A former Marine has been banned from Walt Disney World after bringing a “Trump 2020” sign along for a ride on the popular theme park attraction, Splash Mountain.
Donning a “Make America Great Again” hat, Dion Cini lifted the “Trump 2020” sign high over his head as the giant, hollowed log plunged to watery depths below, the culmination of a journey through rocky caves, vine-strewn swamps and sun-drenched meadows, an excursion highlighted by visits with old friends named Br’er Fox, Br’er Bear and Br’er Rabbit.
Zip-a-Dee-Doo-Dah! Persons who do not meet the minimum height requirement of 40 inches may not be permitted to make America great again.
The incident was the second Disney World political stunt for Cini, who weeks ago unfurled a similar giant banner at Magic Kingdom. Cini also claimed responsibility for hanging a banner at Yankee Stadium in July and flashing it once more during a Broadway rendition of Disney’s film, “Frozen.”
Let it go.
After putting Cini’s annual pass on hold following the first Trump display, Disney decided this time around enough was enough, banning the New York City resident from its parks despite the aligning principles between making the country great again and Aladdin’s unquenchable desire for a whole new world.
Cini posted a Facebook photo of the note he received from the Orange County Sheriff’s Office informing him of the ban.
“Trespassed from all of Walt Disney World properties to include, but not limited to, Theme Parks, Water Parks Resorts and Disney Springs,” the note read. “Conduct not welcome on WDW Property.”
“Banned for life from Walt Disney World for the 2nd time in a month," Cini vented on Facebook in response. "They hate my signs, or the President?

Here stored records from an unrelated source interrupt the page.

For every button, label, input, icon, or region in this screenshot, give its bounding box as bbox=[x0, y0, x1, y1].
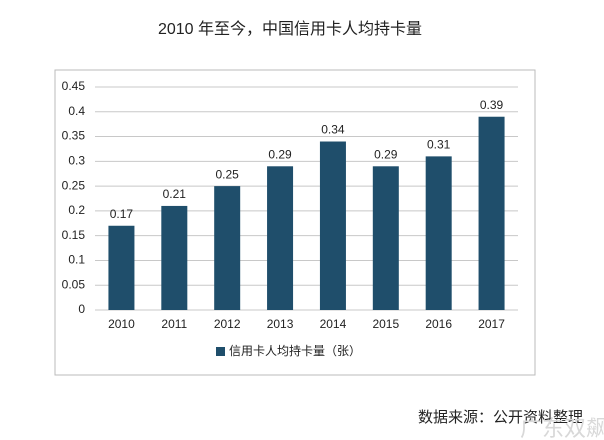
data-label: 0.17 bbox=[110, 207, 134, 221]
y-tick-label: 0.4 bbox=[68, 104, 85, 118]
bar bbox=[372, 166, 399, 310]
data-label: 0.39 bbox=[480, 98, 504, 112]
x-tick-label: 2010 bbox=[108, 317, 135, 331]
y-tick-label: 0.35 bbox=[62, 129, 86, 143]
bar bbox=[425, 156, 452, 310]
x-tick-label: 2013 bbox=[267, 317, 294, 331]
watermark: 广东双飙 bbox=[520, 416, 604, 440]
x-tick-label: 2012 bbox=[214, 317, 241, 331]
data-label: 0.29 bbox=[268, 147, 292, 161]
data-label: 0.31 bbox=[427, 138, 451, 152]
bar bbox=[319, 141, 346, 310]
data-label: 0.25 bbox=[216, 167, 240, 181]
x-tick-label: 2016 bbox=[425, 317, 452, 331]
x-tick-label: 2011 bbox=[161, 317, 187, 331]
data-label: 0.21 bbox=[163, 187, 187, 201]
legend-label: 信用卡人均持卡量（张） bbox=[229, 343, 361, 358]
y-tick-label: 0 bbox=[78, 302, 85, 316]
bar bbox=[108, 225, 135, 310]
y-tick-label: 0.3 bbox=[68, 154, 85, 168]
bar bbox=[267, 166, 294, 310]
x-tick-label: 2017 bbox=[478, 317, 505, 331]
bar bbox=[478, 116, 505, 310]
y-tick-label: 0.45 bbox=[62, 79, 86, 93]
x-tick-label: 2015 bbox=[372, 317, 399, 331]
bar bbox=[161, 205, 188, 310]
y-tick-label: 0.05 bbox=[62, 277, 86, 291]
data-label: 0.29 bbox=[374, 147, 398, 161]
chart-frame bbox=[54, 69, 536, 376]
chart-title: 2010 年至今，中国信用卡人均持卡量 bbox=[158, 20, 422, 38]
data-label: 0.34 bbox=[321, 123, 345, 137]
bar bbox=[214, 186, 241, 310]
y-tick-label: 0.2 bbox=[68, 203, 85, 217]
y-tick-label: 0.1 bbox=[68, 253, 85, 267]
legend-swatch bbox=[216, 347, 225, 356]
y-tick-label: 0.15 bbox=[62, 228, 86, 242]
source-note: 数据来源：公开资料整理 bbox=[418, 409, 583, 426]
x-tick-label: 2014 bbox=[320, 317, 347, 331]
y-tick-label: 0.25 bbox=[62, 178, 86, 192]
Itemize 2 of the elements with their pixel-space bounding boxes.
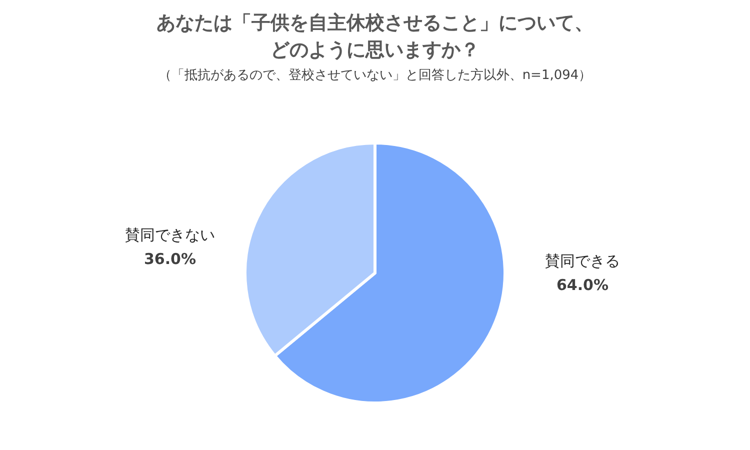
chart-title: あなたは「子供を自主休校させること」について、どのように思いますか？ [156,11,594,63]
chart-subtitle: （「抵抗があるので、登校させていない」と回答した方以外、n=1,094） [157,67,593,84]
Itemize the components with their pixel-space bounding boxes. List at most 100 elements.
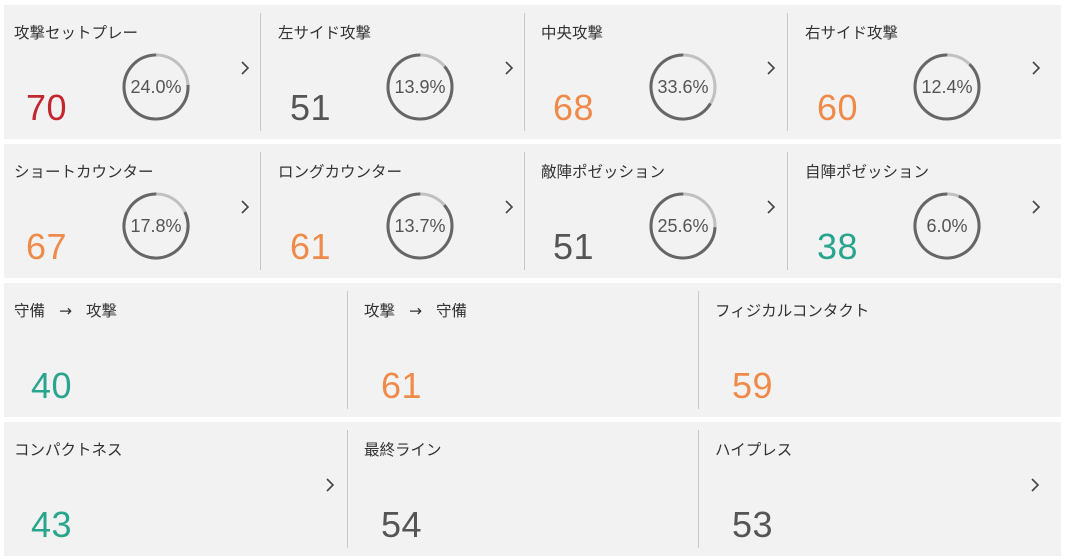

Maybe both?”
Disney park policies, meanwhile, list “Unauthorized events, demonstrations or speeches, or the usage of any flag, banner or sign for commercial purposes, or to incite a crowd” as prohibited activities.
What is life coming to when poor unfortunate souls aren’t permitted to blatantly express political affiliation — the simple bare necessities — amidst imaginative children, seven dwarfs, Dumbo, Buzz Lightyear or Jiminy Cricket?
“I did not break the rules,” Cini told The Washington Post. “I was on a ride. I was not inciting a crowd. There was no crowd.”
Cini told the Post he intends to fight Disney’s Cruella de Vil-ish decision in court, but for everyone else, it doesn’t matter — it’s in the past.